3 Ways to Invest In Real Estate
Whether owning a rental property as a landlord or flipping a property, investing in real estate has grown in popularity over the past few years. While not necessarily for everyone, real estate can make a great addition to anyone’s portfolio. Read on for the top 3 ways to invest in this growing market.
If you’re looking for a long term investment, you can easily find properties with rental opportunities. The most common option is an apartment building or a series of condos: buildings that can house several tenants. While become a landlord is a significant investment (of time, funds and effort), it can be a great option for certain investors.
Landlords often live in the building they own, which gives them the opportunity to work from home. People skills are important when following with path; dealing with renters is a large part of being a landlord. Problem solving skills are also critical. Like with any property, things go wrong. Pipes burst, the power goes out and things break down. As a landlord, it’s your responsibility to fix these problems for your tenants.
There are other rental property opportunities outside of apartment buildings. Commercial properties, whether office buildings, warehouses or simply a large space in an industrial area are also a great option. They present their own set of challenges and rewards.
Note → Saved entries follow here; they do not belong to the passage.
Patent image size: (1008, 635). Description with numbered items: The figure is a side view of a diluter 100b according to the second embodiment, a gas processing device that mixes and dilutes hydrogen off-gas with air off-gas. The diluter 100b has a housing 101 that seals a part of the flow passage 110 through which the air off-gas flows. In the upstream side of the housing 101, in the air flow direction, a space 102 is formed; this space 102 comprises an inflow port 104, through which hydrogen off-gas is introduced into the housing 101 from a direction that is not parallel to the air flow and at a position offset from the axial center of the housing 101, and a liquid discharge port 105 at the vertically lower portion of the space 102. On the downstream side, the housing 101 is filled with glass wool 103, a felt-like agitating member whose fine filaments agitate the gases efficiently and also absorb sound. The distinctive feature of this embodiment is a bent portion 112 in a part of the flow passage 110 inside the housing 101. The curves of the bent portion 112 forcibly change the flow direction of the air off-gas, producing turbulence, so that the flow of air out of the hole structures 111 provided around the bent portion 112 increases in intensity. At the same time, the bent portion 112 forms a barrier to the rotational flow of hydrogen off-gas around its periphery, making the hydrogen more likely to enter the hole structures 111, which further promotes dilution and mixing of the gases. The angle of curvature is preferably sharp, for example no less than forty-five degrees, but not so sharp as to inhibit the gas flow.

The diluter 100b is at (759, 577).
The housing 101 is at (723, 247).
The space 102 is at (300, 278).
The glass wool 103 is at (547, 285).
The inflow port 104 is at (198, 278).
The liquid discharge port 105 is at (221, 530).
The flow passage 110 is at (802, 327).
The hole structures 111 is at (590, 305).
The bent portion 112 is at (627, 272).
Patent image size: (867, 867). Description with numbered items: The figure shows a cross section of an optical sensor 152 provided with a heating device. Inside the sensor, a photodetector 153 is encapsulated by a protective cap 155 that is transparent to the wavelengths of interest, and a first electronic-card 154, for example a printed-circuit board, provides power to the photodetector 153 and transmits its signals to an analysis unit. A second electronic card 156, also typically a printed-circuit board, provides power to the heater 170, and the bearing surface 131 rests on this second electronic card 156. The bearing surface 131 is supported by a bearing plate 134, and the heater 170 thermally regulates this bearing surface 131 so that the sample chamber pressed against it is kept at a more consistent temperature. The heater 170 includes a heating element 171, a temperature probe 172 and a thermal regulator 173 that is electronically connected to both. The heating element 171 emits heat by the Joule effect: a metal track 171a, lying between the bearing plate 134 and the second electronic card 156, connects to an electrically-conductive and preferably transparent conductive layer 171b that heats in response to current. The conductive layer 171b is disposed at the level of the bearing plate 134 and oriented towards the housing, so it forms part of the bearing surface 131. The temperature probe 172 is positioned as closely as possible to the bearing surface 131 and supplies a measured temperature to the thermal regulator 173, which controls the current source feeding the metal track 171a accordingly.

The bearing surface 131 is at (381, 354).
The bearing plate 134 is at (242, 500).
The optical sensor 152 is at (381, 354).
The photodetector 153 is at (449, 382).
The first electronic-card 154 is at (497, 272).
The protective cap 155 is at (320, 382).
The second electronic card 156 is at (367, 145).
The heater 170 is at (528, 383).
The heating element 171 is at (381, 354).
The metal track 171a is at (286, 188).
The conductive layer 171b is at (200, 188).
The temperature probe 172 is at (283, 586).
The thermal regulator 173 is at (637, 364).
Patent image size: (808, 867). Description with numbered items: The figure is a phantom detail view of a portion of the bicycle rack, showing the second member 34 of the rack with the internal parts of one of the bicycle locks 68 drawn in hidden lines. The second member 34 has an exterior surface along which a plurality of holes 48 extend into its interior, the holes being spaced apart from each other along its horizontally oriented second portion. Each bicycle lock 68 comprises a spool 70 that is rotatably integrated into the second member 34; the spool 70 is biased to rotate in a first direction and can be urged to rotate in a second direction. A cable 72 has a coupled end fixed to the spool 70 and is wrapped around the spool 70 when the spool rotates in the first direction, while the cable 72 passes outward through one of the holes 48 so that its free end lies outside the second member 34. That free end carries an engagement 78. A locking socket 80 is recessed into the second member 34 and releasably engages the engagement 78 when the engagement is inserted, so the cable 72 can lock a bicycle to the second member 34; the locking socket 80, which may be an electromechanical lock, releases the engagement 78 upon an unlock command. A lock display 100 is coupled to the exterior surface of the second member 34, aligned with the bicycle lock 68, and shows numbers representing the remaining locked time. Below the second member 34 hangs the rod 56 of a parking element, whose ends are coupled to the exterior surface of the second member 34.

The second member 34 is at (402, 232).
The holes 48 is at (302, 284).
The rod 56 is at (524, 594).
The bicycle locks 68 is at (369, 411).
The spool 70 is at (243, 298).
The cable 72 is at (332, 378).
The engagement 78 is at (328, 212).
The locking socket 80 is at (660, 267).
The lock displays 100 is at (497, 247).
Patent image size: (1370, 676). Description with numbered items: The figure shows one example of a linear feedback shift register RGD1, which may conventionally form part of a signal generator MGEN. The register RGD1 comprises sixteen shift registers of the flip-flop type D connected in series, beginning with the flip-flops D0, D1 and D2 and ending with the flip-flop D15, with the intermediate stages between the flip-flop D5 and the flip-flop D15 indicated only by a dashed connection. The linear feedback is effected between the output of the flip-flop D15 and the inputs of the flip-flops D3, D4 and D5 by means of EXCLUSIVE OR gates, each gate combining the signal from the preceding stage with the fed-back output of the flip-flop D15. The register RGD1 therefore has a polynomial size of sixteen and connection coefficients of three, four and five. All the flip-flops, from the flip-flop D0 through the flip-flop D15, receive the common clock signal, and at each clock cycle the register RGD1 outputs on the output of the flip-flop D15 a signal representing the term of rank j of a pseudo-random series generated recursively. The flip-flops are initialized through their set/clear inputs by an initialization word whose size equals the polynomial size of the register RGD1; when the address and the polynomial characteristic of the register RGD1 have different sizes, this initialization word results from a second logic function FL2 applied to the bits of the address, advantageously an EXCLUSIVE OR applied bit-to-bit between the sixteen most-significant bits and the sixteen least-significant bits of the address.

Another opportunity lies in purchasing properties with the intent to sell them at a profit. This is known as “flipping” and can be accomplished in a few different ways, each requiring an in depth knowledge of the real estate market. The first technique involves finding undervalued properties to resell. This involves significant research and constantly being on the lookout. Properties can be undervalued for a variety of reasons, such as slow seasons or less than expert real estate agents. The advantage of this method is it involves less of a financial risk than other methods. While you’re putting a significant amount of money forward to acquire the property, you won’t need to invest any additional funds. However, the risk involved can be significant; even with expert knowledge of a real estate market it’s always possible that a property takes a long time to sell. In contrast, another technique involves renovating a property after purchasing it. The intention here is to increase the property’s value before selling it for a profit. While this involves less risk than the previous method (you’re adding value to the property, rather than simply playing the market), it requires significantly more funds. Renovations can be quite expensive, and you still have to purchase the property beforehand.
This final method is significantly different than our previous two, and actually has more in common with the stock market than other real estate opportunities. Investing in Real Estate Investment Trusts is much like investing in the stock market; you make your funds available to a company that owns income generating real estate with the understanding that they will make your investment grow. This method is significantly less hands on than others. You don’t own any property yourself and therefore have no responsibility towards a tenant or a bank. However, there is still risk involved; no investment is guaranteed and you must be judicious when dealing with REITs.